1. A method for receiving encoded H.264 video signals and transcoding the received encoded signals to encoded MPEG-2 video signals, comprising the steps of:

decoding the encoded H.264 video signals to obtain uncompressed video signals and to also obtain H.264 feature signals;

deriving MPEG-2 feature signals from said H.264 feature signals; and

producing said encoded MPEG-2 video signals using said uncompressed video signals and said MPEG-2 feature signals.

2. The method as defined by claim 1, wherein said H.264 feature signals include H.264 macro block modes.

3. The method as defined by claim 1, wherein said H.264 feature signals include H.264 motion vectors.

4. The method as defined by claim 2, wherein said H.264 feature signals include H.264 motion vectors.

5. The method as defined by claim 2, wherein said derived MPEG-2 feature signals include MPEG-2 macro block modes mapped from said H.264 macro block modes.

6. The method as defined by claim 5, wherein said mode mapping includes selection of MPEG-2 macro blocks based on prediction error analysis.

7. The method as defined by claim 6, wherein said prediction analysis comprises determining the mean and variance of prediction error.

8. The method as defined by claim 3, wherein said derived MPEG-2 feature signals include MPEG-2 motion vector seeds derived from said H.264 motion vectors.

9. The method as defined by claim 3, wherein said derived MPEG-2 feature signals include MPEG-2 motion vector search ranges derived from said H.264 motion vectors.

10. The method as defined by claim 3, wherein said derived MPEG-2 feature signals include MPEG-2 motion vector search windows derived from said H.264 motion vectors.

11. The method as defined by claim 1, wherein said decoding, deriving, and producing steps are performed using a processor.

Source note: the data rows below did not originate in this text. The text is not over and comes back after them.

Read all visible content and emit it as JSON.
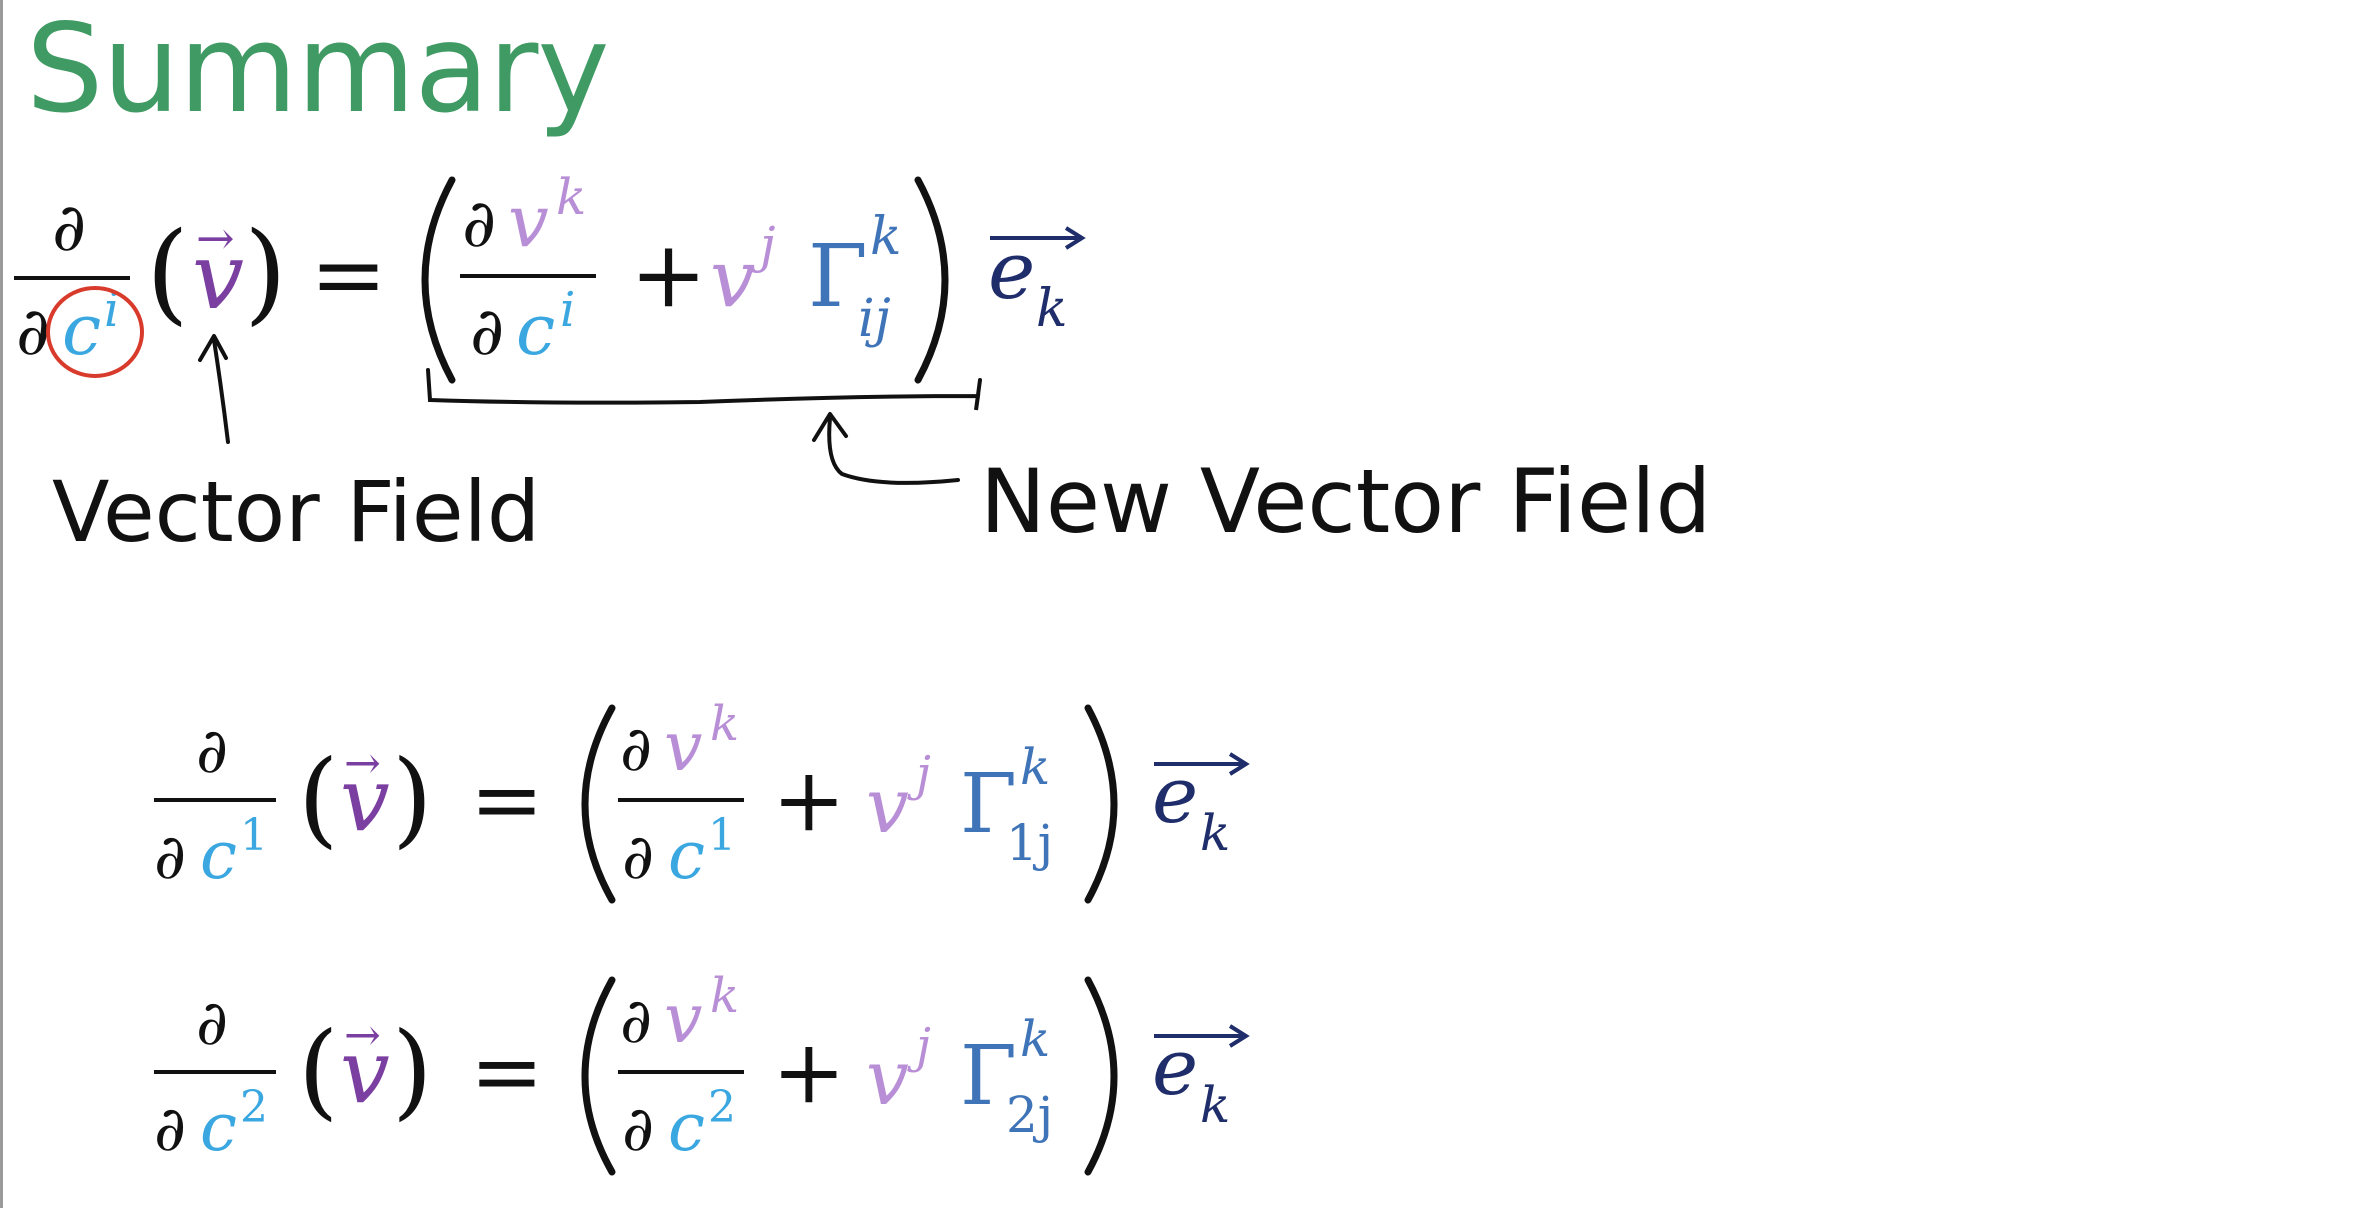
{
  "title": "Summary",
  "labels": {
    "vector_field": "Vector Field",
    "new_vector_field": "New Vector Field"
  },
  "equations": [
    {
      "index": "i",
      "gamma_lower": "ij"
    },
    {
      "index": "1",
      "gamma_lower": "1j"
    },
    {
      "index": "2",
      "gamma_lower": "2j"
    }
  ],
  "symbols": {
    "partial": "∂",
    "c": "c",
    "v": "v",
    "v_upper_k": "k",
    "v_upper_j": "j",
    "gamma": "Γ",
    "gamma_upper": "k",
    "e": "e",
    "e_lower": "k",
    "equals": "=",
    "plus": "+",
    "arrow_vec": "→"
  },
  "colors": {
    "title": "#3f9a63",
    "c_blue": "#3aa7e0",
    "v_purple": "#7a3fa0",
    "v_light": "#b88fd6",
    "gamma_blue": "#3f74b8",
    "e_navy": "#1f2d6b",
    "annotation_red": "#d83b2b",
    "ink": "#111111"
  }
}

12. A method for receiving first video signals encoded with a first relatively higher compression standard and transcoding the first video signals to second video signals encoded with a second relatively lower compression standard, comprising the steps of:

decoding the encoded first video signals to obtain uncompressed first video signals and to also obtain first feature signals of said encoded first video signals;

deriving second feature signals from said first feature signals; and

producing said encoded second video signals using said uncompressed first video signals and said second feature signals.

13. The method as defined by claim 12, wherein said first feature signals include first macro block modes.

14. The method as defined by claim 12, wherein said first feature signals include first motion vectors.

15. The method as defined by claim 13, wherein said first feature signals include first motion vectors.

16. The method as defined by claim 13, wherein said derived second feature signals include second macro block modes mapped from said second macro block modes.

17. The method as defined by claim 16, wherein said mode mapping includes selection of second macro blocks based on prediction error analysis.

18. The method as defined by claim 17, wherein said prediction analysis comprises determining the mean and variance of prediction error.

19. The method as defined by claim 14, wherein said derived second feature signals include second motion vector seeds derived from said first motion vectors.

20. The method as defined by claim 14, wherein said derived second feature signals include second motion vector search ranges derived from said first motion vectors.

21. The method as defined by claim 14 wherein said derived second feature signals include second motion vector search windows derived from said first motion vectors.

22. The method as defined by claim 12, wherein said decoding, deriving, and producing steps are performed using a processor.